Given the large number of results and my initial interest in using the corpus tool to direct my own closer reading, I re-ran each search, limiting the minimum frequency of each bigram per file/article to 10, though I retained the parameter of minimum range at 1: in other words, I was interested in discovering bigrams that might appear a noticeable number of times but only in a small number of articles, which would demonstrate maximum contrast with "contrastive rhetoric"'s wide spread. I excluded results that violated my target pattern of "adjective + 'rhetoric'" or "'rhetorical' + noun"—that is, bigrams including articles, conjunctions, and prepositions—and I examined text around bigrams with "and" to capture possible compound adjectives.
As an example of what resulted from this method, I immediately noticed that "new rhetoric," again, the second most common "adjective + 'rhetoric'" bigram in the corpus, had a range of 8—that is, all occurrences of the term in the entire corpus appeared in only 8 articles.
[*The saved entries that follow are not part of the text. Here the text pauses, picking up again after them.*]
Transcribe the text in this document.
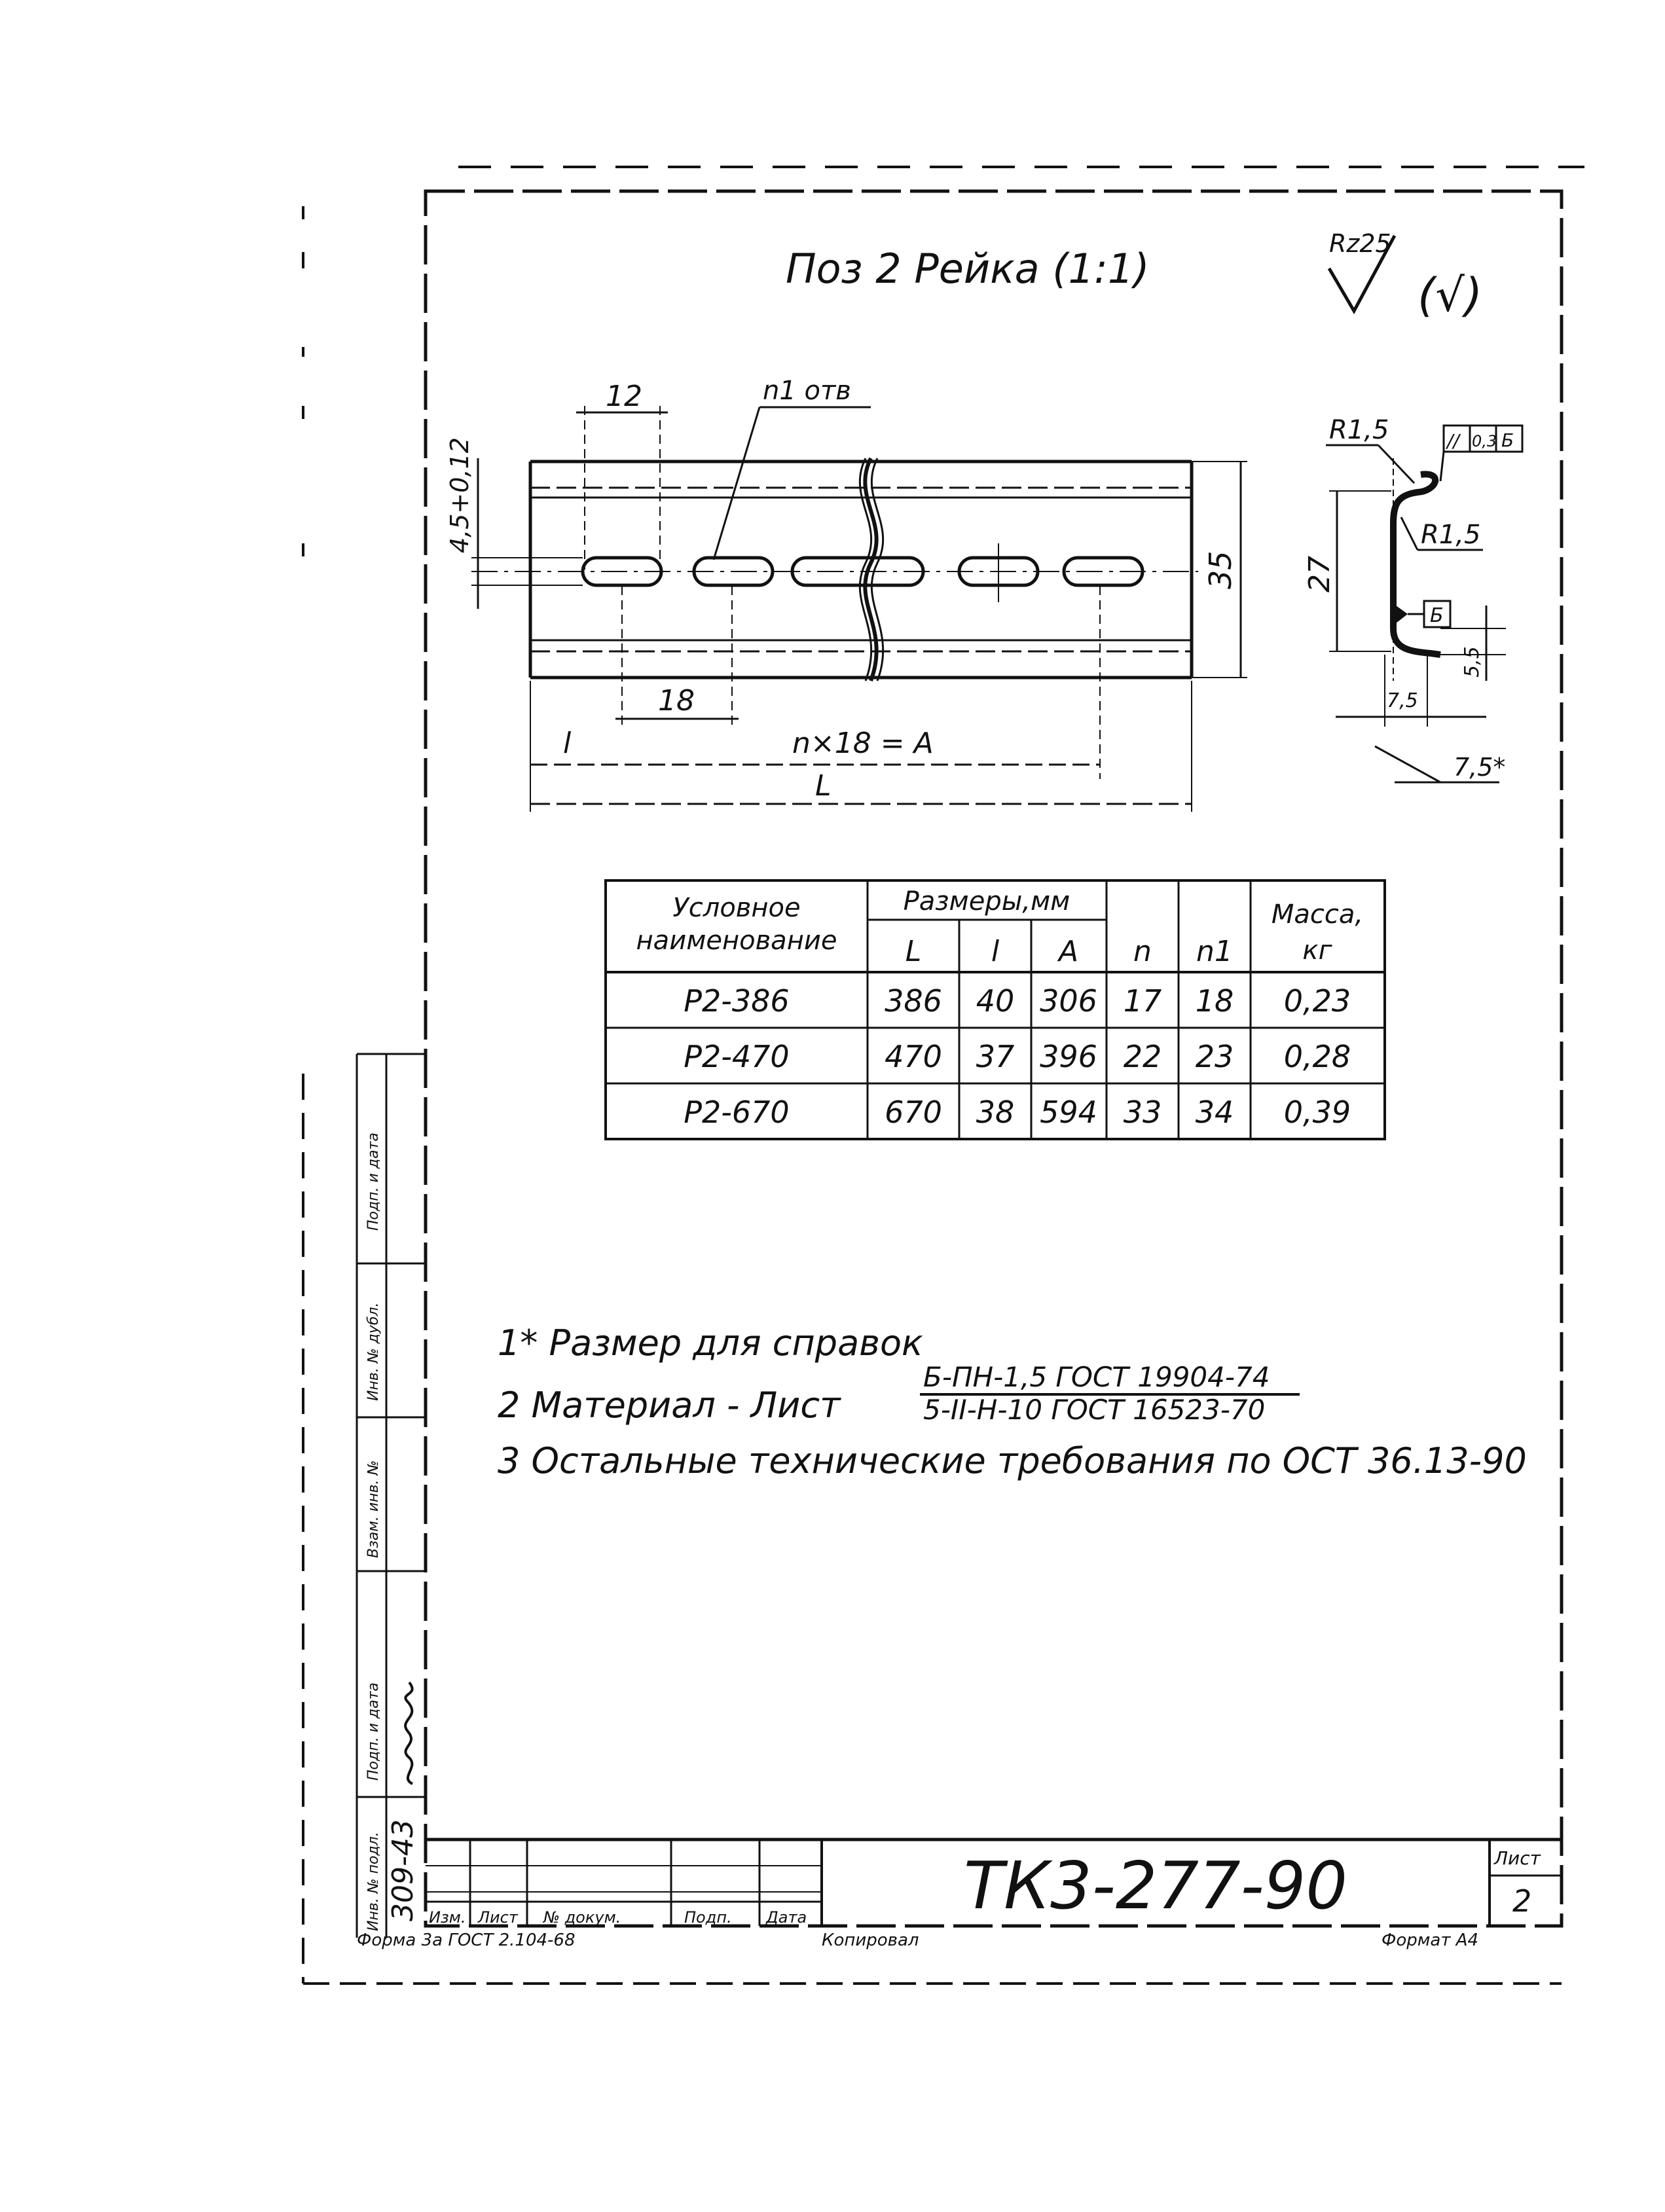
Поз 2 Рейка (1:1)
Rz25
(√)
12	n1 отв
4,5+0,12
35
18
l	n×18 = A
L
R1,5	// 0,3 Б
R1,5
27
Б
5,5
7,5
7,5*
Условное наименование
Размеры,мм
L l A n n1
Масса, кг
Р2-386	386 40 306 17 18 0,23
Р2-470	470 37 396 22 23 0,28
Р2-670	670 38 594 33 34 0,39
1* Размер для справок
2 Материал - Лист
Б-ПН-1,5 ГОСТ 19904-74
5-II-Н-10 ГОСТ 16523-70
3 Остальные технические требования по ОСТ 36.13-90
Подп. и дата
Инв. № дубл.
Взам. инв. №
Подп. и дата
Инв. № подл. 309-43 Изм. Лист № докум.	Подп. Дата ТК3-277-90	Лист
2
Форма 3а ГОСТ 2.104-68	Копировал	Формат А4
AntConc's concordance plot tool permitted to me to see that 55 occurrences were in a single article, by Sunny Hyon (1996). I then viewed the concordance plot for each bigram result, which allowed me to identify 15 terms appearing at least a majority of times in the corpus in a single article. Four of 15 occur in one article exclusively.
To enhance my ability to visualize the appearance of select bigrams in the corpus, I also used Voyant Tools (voyant-tools.org), a web-based text analysis platform that includes a range of tools to represent concordances and other features of corpora. In particular, I employed the "Trends" tool to plot bigram occurrences over my corpus' time span.